Michigan charges up to 20 years for a pattern of cyberbullying that leads to a victim's death. The law has been on the books since 2019. In November 2021, 3 teenagers faced felony charges under it for an Instagram sextortion campaign. The statute is not theoretical. It has teeth, it has precedent, and it works. The real scandal is that only about 6 states have anything close to it.
I hear the objections. Causation is hard to prove. Teenagers' brains aren't finished. Platform algorithms share the blame. All of that is true, and none of it is a reason to leave prosecutors empty-handed. You can hold a kid accountable for targeted harassment and regulate platforms and fund school counselors. These are not competing ideas. They are line items on the same budget.
Deterrence Has a Price Tag, and It's Low
Let's talk incentives. Right now, a 15-year-old in Arkansas who runs a months-long harassment campaign faces, at worst, a school suspension and maybe a misdemeanor. A legal query on Justia from January 2026 explored whether cyberbullying deaths could even qualify as terroristic threatening under Arkansas law. Lawyers are still asking the question. That gap between behavior and consequence is where kids die.
Michigan closed it. The statute specifies: if a pattern of cyberbullying is a proximate cause of a victim's suicide, the charge escalates to a felony. Prosecutors still have to prove causation beyond reasonable doubt. They still need digital evidence, psychiatric records, the full chain. The bar is high. It should be.
But high is not impossible. The JAMA Network's 2022 study found cyberbullying had a stronger link to adolescent suicide than offline aggression. Digital harassment leaves timestamps, screenshots, metadata. Unlike a hallway shove, an Instagram DM thread is a prosecutable paper trail. Prosecutors in cyberbullying cases often have better evidence than in traditional harassment cases. The problem is not proof. The problem is that most states haven't written the statute.

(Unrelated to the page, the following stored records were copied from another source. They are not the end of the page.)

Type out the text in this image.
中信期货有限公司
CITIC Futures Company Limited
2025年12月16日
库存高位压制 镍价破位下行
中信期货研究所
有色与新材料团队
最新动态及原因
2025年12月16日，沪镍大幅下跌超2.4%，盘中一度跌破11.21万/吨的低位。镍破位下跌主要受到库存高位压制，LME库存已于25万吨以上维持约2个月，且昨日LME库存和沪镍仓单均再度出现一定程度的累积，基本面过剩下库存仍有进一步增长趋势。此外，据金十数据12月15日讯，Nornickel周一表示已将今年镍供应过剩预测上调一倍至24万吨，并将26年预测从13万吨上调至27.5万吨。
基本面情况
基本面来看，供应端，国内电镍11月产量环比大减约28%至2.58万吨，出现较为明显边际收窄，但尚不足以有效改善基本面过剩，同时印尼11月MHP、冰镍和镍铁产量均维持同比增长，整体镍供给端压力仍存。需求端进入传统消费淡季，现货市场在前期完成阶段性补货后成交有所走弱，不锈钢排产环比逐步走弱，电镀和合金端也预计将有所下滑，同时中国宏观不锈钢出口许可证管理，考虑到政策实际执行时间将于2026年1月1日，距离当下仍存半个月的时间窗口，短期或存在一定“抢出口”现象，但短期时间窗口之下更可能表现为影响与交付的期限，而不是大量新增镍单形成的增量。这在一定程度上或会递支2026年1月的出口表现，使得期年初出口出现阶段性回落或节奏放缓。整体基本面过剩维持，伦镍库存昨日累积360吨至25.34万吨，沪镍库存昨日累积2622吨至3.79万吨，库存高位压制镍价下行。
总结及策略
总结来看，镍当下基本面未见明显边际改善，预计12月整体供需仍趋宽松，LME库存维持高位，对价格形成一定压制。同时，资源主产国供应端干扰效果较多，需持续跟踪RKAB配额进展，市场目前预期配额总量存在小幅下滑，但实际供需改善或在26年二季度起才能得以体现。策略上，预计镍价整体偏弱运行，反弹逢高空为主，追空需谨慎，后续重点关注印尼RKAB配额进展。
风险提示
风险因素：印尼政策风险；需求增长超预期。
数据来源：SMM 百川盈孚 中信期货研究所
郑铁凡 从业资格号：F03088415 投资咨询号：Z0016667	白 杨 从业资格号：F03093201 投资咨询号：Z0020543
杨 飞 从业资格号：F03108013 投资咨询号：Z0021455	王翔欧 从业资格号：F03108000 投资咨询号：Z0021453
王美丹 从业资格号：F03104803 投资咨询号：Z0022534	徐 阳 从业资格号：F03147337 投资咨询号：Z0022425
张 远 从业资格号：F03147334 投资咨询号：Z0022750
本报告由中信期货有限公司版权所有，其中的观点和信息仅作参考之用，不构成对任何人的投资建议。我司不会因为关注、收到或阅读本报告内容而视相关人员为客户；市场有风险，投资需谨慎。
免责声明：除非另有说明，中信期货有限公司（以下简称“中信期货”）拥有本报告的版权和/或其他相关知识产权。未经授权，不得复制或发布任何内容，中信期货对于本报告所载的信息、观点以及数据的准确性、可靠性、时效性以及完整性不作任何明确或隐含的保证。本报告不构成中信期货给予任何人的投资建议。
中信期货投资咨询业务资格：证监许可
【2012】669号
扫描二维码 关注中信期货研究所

The "Systemic Failure" Dodge
Critics love to say the real fix is systemic: better platforms, better schools, better mental health funding. Fair enough. I'll grant that a felony charge alone won't move the CDC's 4,400 annual youth suicides. That number reflects failures at every level.
But here's what systems thinking misses when it gets lazy: systems are made of individuals making choices. The algorithm did not type "you should kill yourself" into a DM. A person did. And when that person did it repeatedly, over weeks, knowing the target was in crisis, the word for that is recklessness. Recklessness has always been prosecutable.
The Philippines already prosecutes cyberbullying deaths as reckless imprudence resulting in homicide under Article 365, with penalties up to 6 years plus civil damages. Their framework requires psychiatric evidence linking the harassment to the victim's mental state. Imperfect, yes. But functional. Multiple legal systems across different cultures have landed on the same conclusion: when your sustained cruelty foreseeably contributes to someone's death, the criminal law should have something to say about it.
North Carolina's discharge provisions for cyberbullying convictions show that the system can be calibrated. Not every conviction needs to follow a teenager forever. Judges already have discretion. The point is giving them jurisdiction in the first place.
The argument that we shouldn't charge individuals because institutions also failed is an argument against every criminal statute ever written. We don't decline to prosecute drunk drivers because the bar overserved them and the road lacked guardrails. We prosecute the driver and fix the road. The word for doing both is governance.
What I want is simple. Congress or state legislatures in the remaining 44 states should pass Michigan-style statutes by the end of 2027. Tiered penalties. Digital evidence standards. Judicial discretion for minors. The template exists. The legal theory holds. The only thing missing is political will, which is another way of saying the only thing missing is enough dead children to make the cost of inaction embarrassing.
Michigan wrote the law in 2018 because families demanded it. Waiting for more funerals before copying the homework is a policy choice. It's just not one anyone wants to own.